The Philippines has not joined 12 other nations involved in negotiations on the Trans-Pacific Partnership (TPP) because of constitutional provisions limiting foreign ownership in some sectors it would need to open to join the pact.
"Ultimately we'll get there," the country's finance secretary, Cesar Purisima, told a seminar on the sidelines of the World Bank/IMF meetings in Washington.
Purisima said this was despite the fact that Philippine President Benigno Aquino had decided that the best use of his political capital was in dealing with challenges that do not require changing the constitution.
"That doesn't mean the Philippines won't step up to it, especially when the TPP is operational and you can see that it will be at a severe handicap for products that it competes with, especially with the four Asean members," he said, referring to Vietnam, Brunei, Singapore and Malaysia, which are part of the TPP talks.
Purisima said there was an initiative in the Philippines Congress, which was not supported by the president but was backed by some of his allies, to resolve the issue by adding the phrase "unless otherwise provided by law," to the constitution.

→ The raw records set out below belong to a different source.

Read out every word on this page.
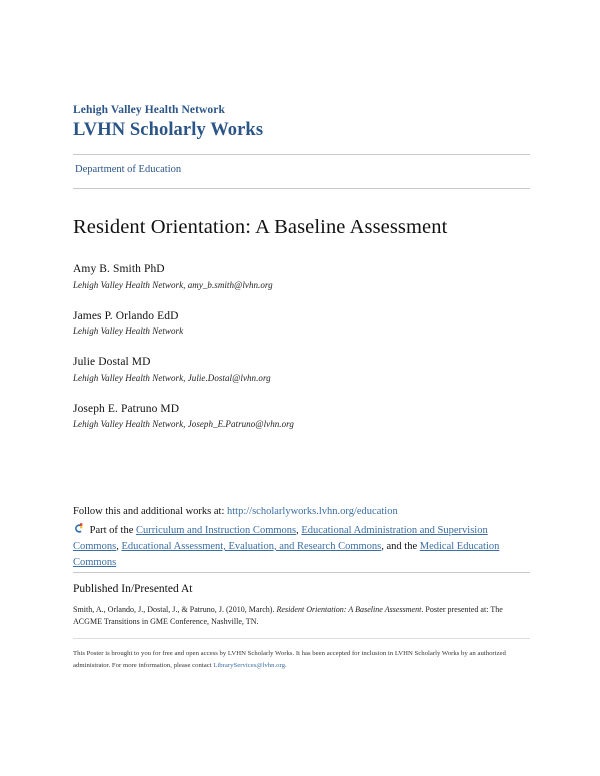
Lehigh Valley Health Network
LVHN Scholarly Works
Department of Education
Resident Orientation: A Baseline Assessment
Amy B. Smith PhD
Lehigh Valley Health Network, amy_b.smith@lvhn.org
James P. Orlando EdD
Lehigh Valley Health Network
Julie Dostal MD
Lehigh Valley Health Network, Julie.Dostal@lvhn.org
Joseph E. Patruno MD
Lehigh Valley Health Network, Joseph_E.Patruno@lvhn.org
Follow this and additional works at: http://scholarlyworks.lvhn.org/education
Part of the Curriculum and Instruction Commons, Educational Administration and Supervision Commons, Educational Assessment, Evaluation, and Research Commons, and the Medical Education Commons
Published In/Presented At
Smith, A., Orlando, J., Dostal, J., & Patruno, J. (2010, March). Resident Orientation: A Baseline Assessment. Poster presented at: The ACGME Transitions in GME Conference, Nashville, TN.
This Poster is brought to you for free and open access by LVHN Scholarly Works. It has been accepted for inclusion in LVHN Scholarly Works by an authorized administrator. For more information, please contact LibraryServices@lvhn.org.
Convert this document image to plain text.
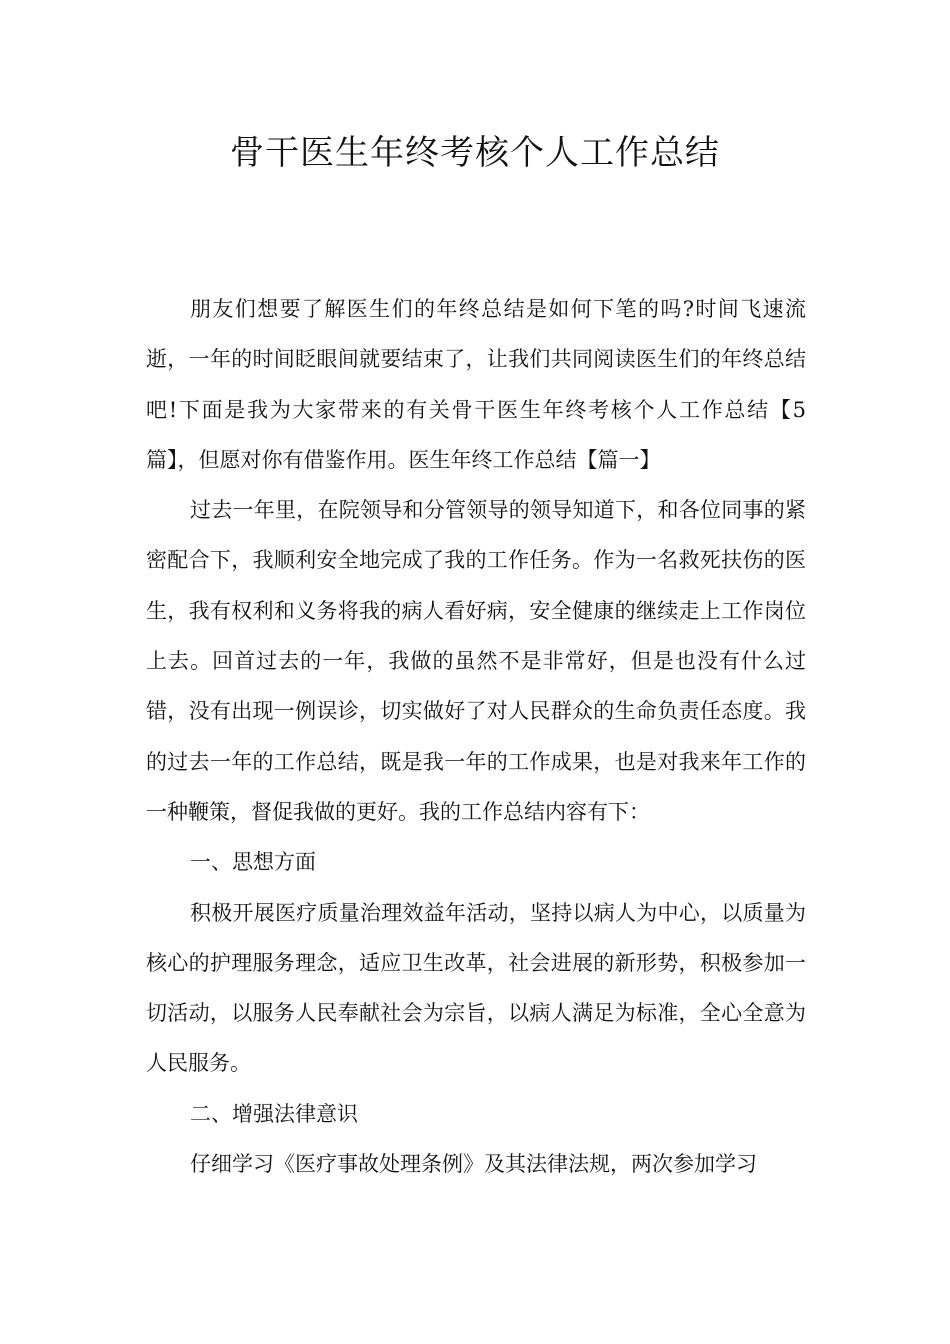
骨干医生年终考核个人工作总结

朋友们想要了解医生们的年终总结是如何下笔的吗?时间飞速流逝，一年的时间眨眼间就要结束了，让我们共同阅读医生们的年终总结吧!下面是我为大家带来的有关骨干医生年终考核个人工作总结【5篇】，但愿对你有借鉴作用。医生年终工作总结【篇一】

过去一年里，在院领导和分管领导的领导知道下，和各位同事的紧密配合下，我顺利安全地完成了我的工作任务。作为一名救死扶伤的医生，我有权利和义务将我的病人看好病，安全健康的继续走上工作岗位上去。回首过去的一年，我做的虽然不是非常好，但是也没有什么过错，没有出现一例误诊，切实做好了对人民群众的生命负责任态度。我的过去一年的工作总结，既是我一年的工作成果，也是对我来年工作的一种鞭策，督促我做的更好。我的工作总结内容有下：

一、思想方面

积极开展医疗质量治理效益年活动，坚持以病人为中心，以质量为核心的护理服务理念，适应卫生改革，社会进展的新形势，积极参加一切活动，以服务人民奉献社会为宗旨，以病人满足为标准，全心全意为人民服务。

二、增强法律意识

仔细学习《医疗事故处理条例》及其法律法规，两次参加学习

This would "move the problem away from the constitution to a more manageable legislative problem," he said.
"I think given time the Philippines will deal with this,"Purisima said. "When the case is very clear and ... we are losing our market share and jobs and businesses ... we will have no choice but to act."
Purisima said it would be better if the 10-member Asean as a whole was negotiating the TPP rather than just four of its members. "Individual Asean countries should not lose sight of the fact that individually they are very small," he said.